Was man über die Kochausbildung hört, stimmt. Es ist hart. Gleich in der ersten Woche habe ich mir so tief in den Finger geschnitten, dass ich krankgeschrieben war. Ans Aufhören habe ich trotzdem nicht einen Tag gedacht. Ich war in einem speziellen Ausbildungsgang für Abiturienten. Der größte Unterschied zur regulären Kochausbildung ist, dass man an der Berufsschule keine allgemeinbildenden Fächer wie Deutsch oder Mathe hat, sondern nur fachbezogenen Unterricht. Warenkunde, Rechnungswesen, solche Sachen.

Nach der Abschlussprüfung zum Koch bin ich auf Weltreise gegangen.
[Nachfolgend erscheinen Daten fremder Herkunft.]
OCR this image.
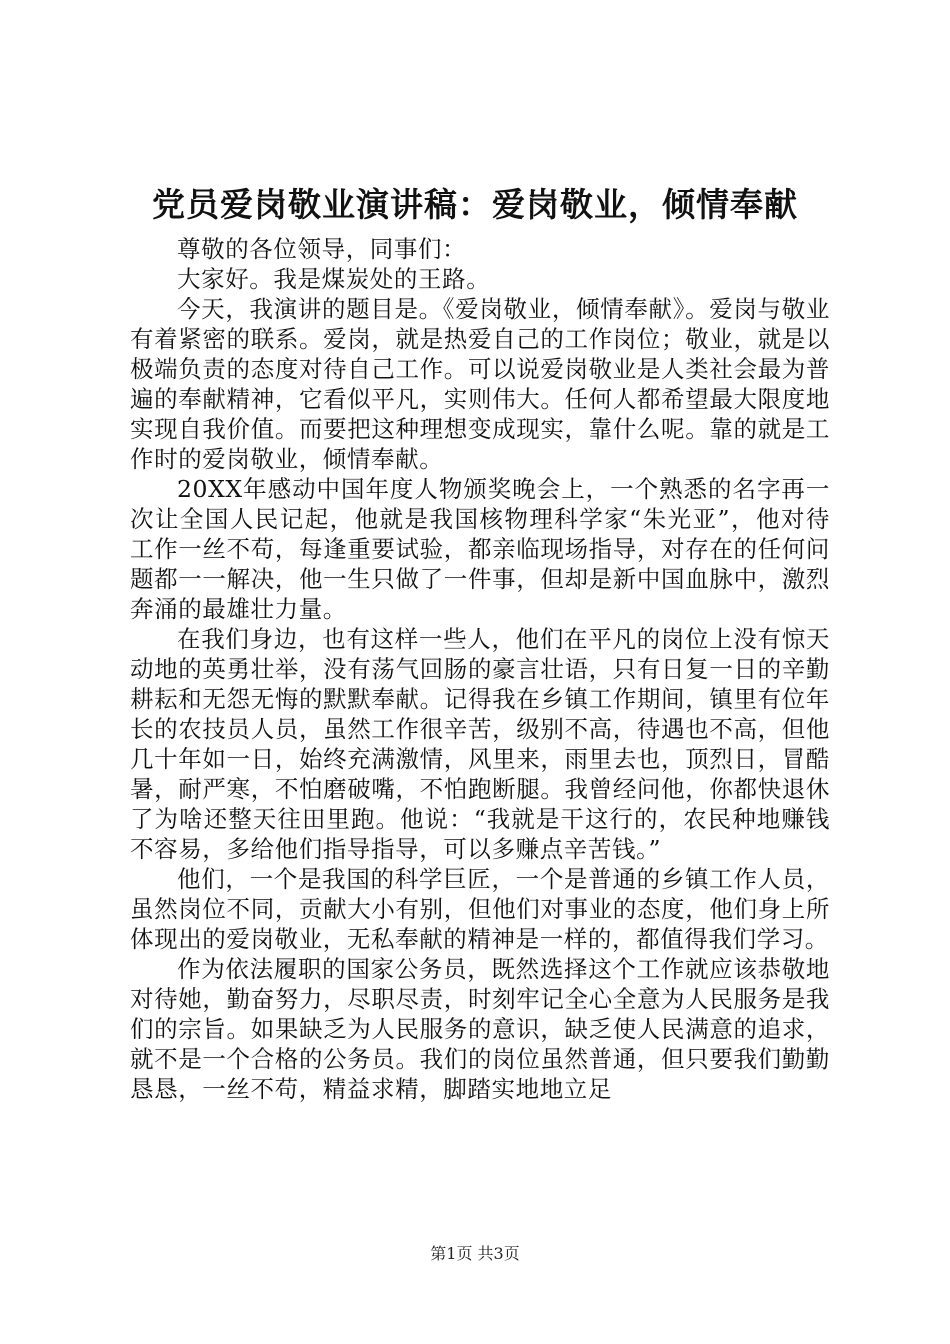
党员爱岗敬业演讲稿：爱岗敬业，倾情奉献

尊敬的各位领导，同事们：

大家好。我是煤炭处的王路。

今天，我演讲的题目是。《爱岗敬业，倾情奉献》。爱岗与敬业有着紧密的联系。爱岗，就是热爱自己的工作岗位；敬业，就是以极端负责的态度对待自己工作。可以说爱岗敬业是人类社会最为普遍的奉献精神，它看似平凡，实则伟大。任何人都希望最大限度地实现自我价值。而要把这种理想变成现实，靠什么呢。靠的就是工作时的爱岗敬业，倾情奉献。

20XX年感动中国年度人物颁奖晚会上，一个熟悉的名字再一次让全国人民记起，他就是我国核物理科学家“朱光亚”，他对待工作一丝不苟，每逢重要试验，都亲临现场指导，对存在的任何问题都一一解决，他一生只做了一件事，但却是新中国血脉中，激烈奔涌的最雄壮力量。

在我们身边，也有这样一些人，他们在平凡的岗位上没有惊天动地的英勇壮举，没有荡气回肠的豪言壮语，只有日复一日的辛勤耕耘和无怨无悔的默默奉献。记得我在乡镇工作期间，镇里有位年长的农技员人员，虽然工作很辛苦，级别不高，待遇也不高，但他几十年如一日，始终充满激情，风里来，雨里去也，顶烈日，冒酷暑，耐严寒，不怕磨破嘴，不怕跑断腿。我曾经问他，你都快退休了为啥还整天往田里跑。他说：“我就是干这行的，农民种地赚钱不容易，多给他们指导指导，可以多赚点辛苦钱。”

他们，一个是我国的科学巨匠，一个是普通的乡镇工作人员，虽然岗位不同，贡献大小有别，但他们对事业的态度，他们身上所体现出的爱岗敬业，无私奉献的精神是一样的，都值得我们学习。

作为依法履职的国家公务员，既然选择这个工作就应该恭敬地对待她，勤奋努力，尽职尽责，时刻牢记全心全意为人民服务是我们的宗旨。如果缺乏为人民服务的意识，缺乏使人民满意的追求，就不是一个合格的公务员。我们的岗位虽然普通，但只要我们勤勤恳恳，一丝不苟，精益求精，脚踏实地地立足

第1页 共3页
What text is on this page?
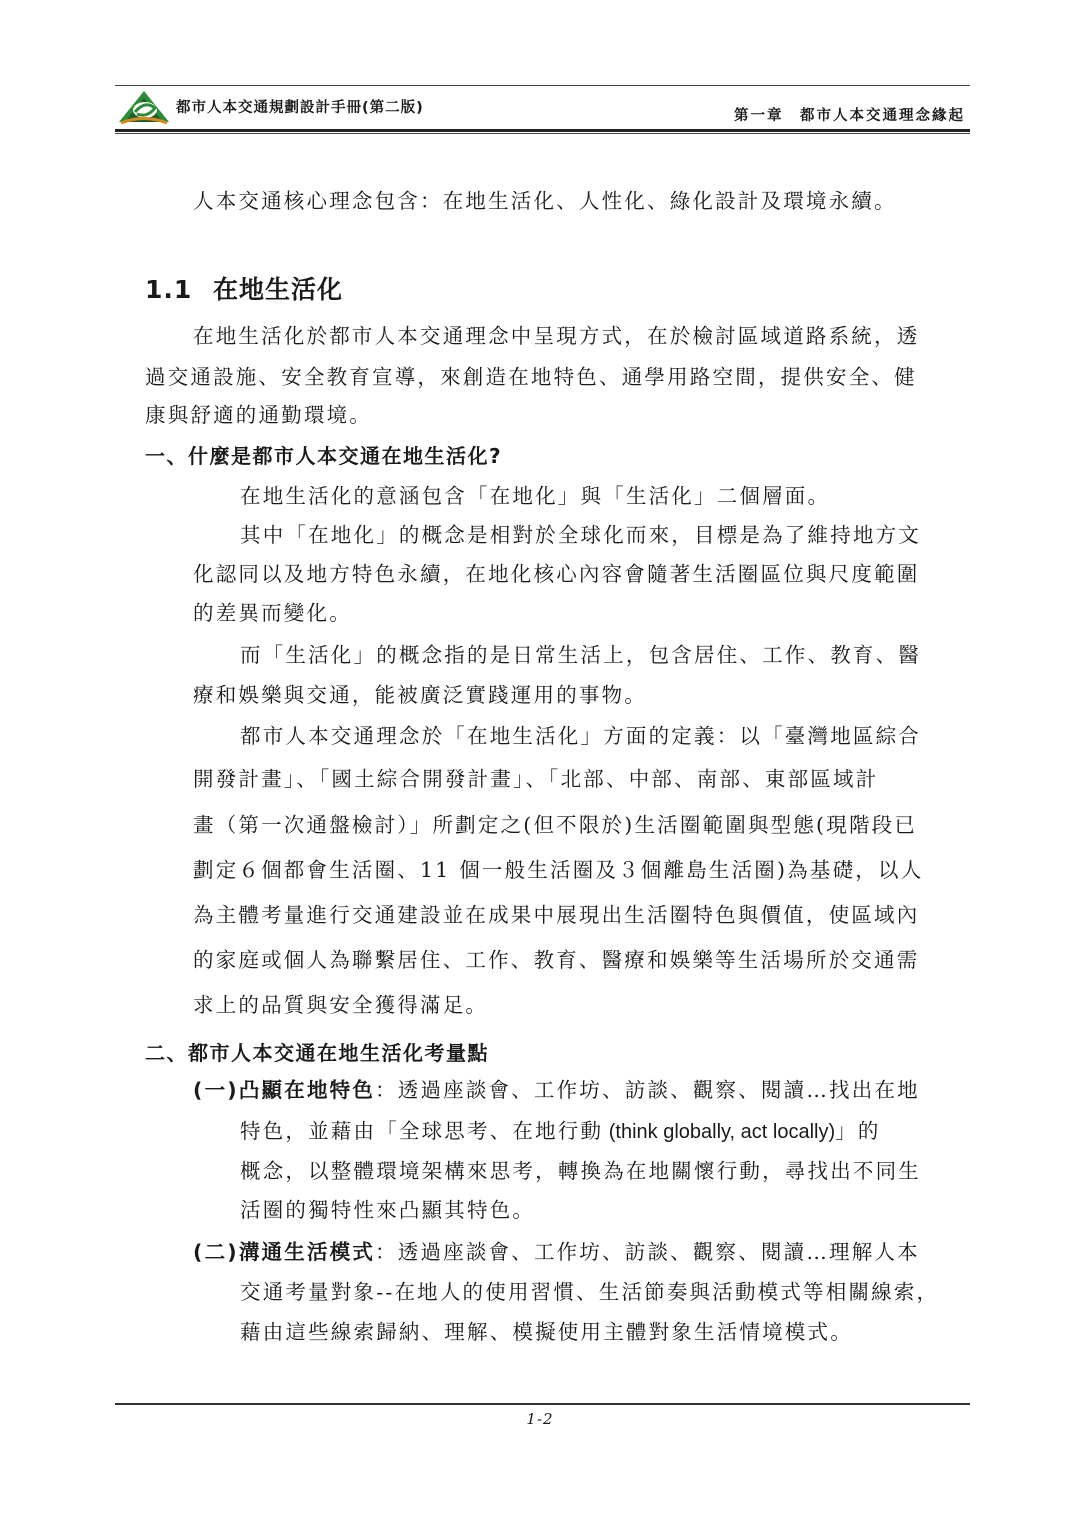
都市人本交通規劃設計手冊(第二版)	第一章　都市人本交通理念緣起
人本交通核心理念包含：在地生活化、人性化、綠化設計及環境永續。
1.1 在地生活化
在地生活化於都市人本交通理念中呈現方式，在於檢討區域道路系統，透
過交通設施、安全教育宣導，來創造在地特色、通學用路空間，提供安全、健
康與舒適的通勤環境。
一、什麼是都市人本交通在地生活化?
在地生活化的意涵包含「在地化」與「生活化」二個層面。
其中「在地化」的概念是相對於全球化而來，目標是為了維持地方文
化認同以及地方特色永續，在地化核心內容會隨著生活圈區位與尺度範圍
的差異而變化。
而「生活化」的概念指的是日常生活上，包含居住、工作、教育、醫
療和娛樂與交通，能被廣泛實踐運用的事物。
都市人本交通理念於「在地生活化」方面的定義：以「臺灣地區綜合
開發計畫」、「國土綜合開發計畫」、「北部、中部、南部、東部區域計
畫（第一次通盤檢討）」所劃定之(但不限於)生活圈範圍與型態(現階段已
劃定６個都會生活圈、11 個一般生活圈及３個離島生活圈)為基礎，以人
為主體考量進行交通建設並在成果中展現出生活圈特色與價值，使區域內
的家庭或個人為聯繫居住、工作、教育、醫療和娛樂等生活場所於交通需
求上的品質與安全獲得滿足。
二、都市人本交通在地生活化考量點
(一)凸顯在地特色：透過座談會、工作坊、訪談、觀察、閱讀…找出在地
特色，並藉由「全球思考、在地行動 (think globally, act locally)」的
概念，以整體環境架構來思考，轉換為在地關懷行動，尋找出不同生
活圈的獨特性來凸顯其特色。
(二)溝通生活模式：透過座談會、工作坊、訪談、觀察、閱讀…理解人本
交通考量對象--在地人的使用習慣、生活節奏與活動模式等相關線索，
藉由這些線索歸納、理解、模擬使用主體對象生活情境模式。
1-2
Eine tolle Erfahrung, auch kulinarisch: Ich habe verschiedene Küchen kennengelernt, war in Sterne-Restaurants essen und habe auf Märkten lokale Spezialitäten probiert. Momentan arbeite ich in einem Restaurant in Stuttgart als Gardemanager, das heißt, ich bin für die kalte Küche zuständig, bereite vor allem die Vorspeisen zu.

In Zukunft möchte ich weiter lernen, verschiedene Positionen in der Küche ausprobieren - und in ein paar Jahren will ich mein eigenes Lokal eröffnen. Was es dort geben wird? Als Amuse-Gueule könnte ich mir eine Tournedos-Rossini-Variation vorstellen: Tartar vom Rinderfilet, dazu ein Gänseleberschaum und Trüffelvinaigrette. Auf den Teller bin ich heute noch stolz.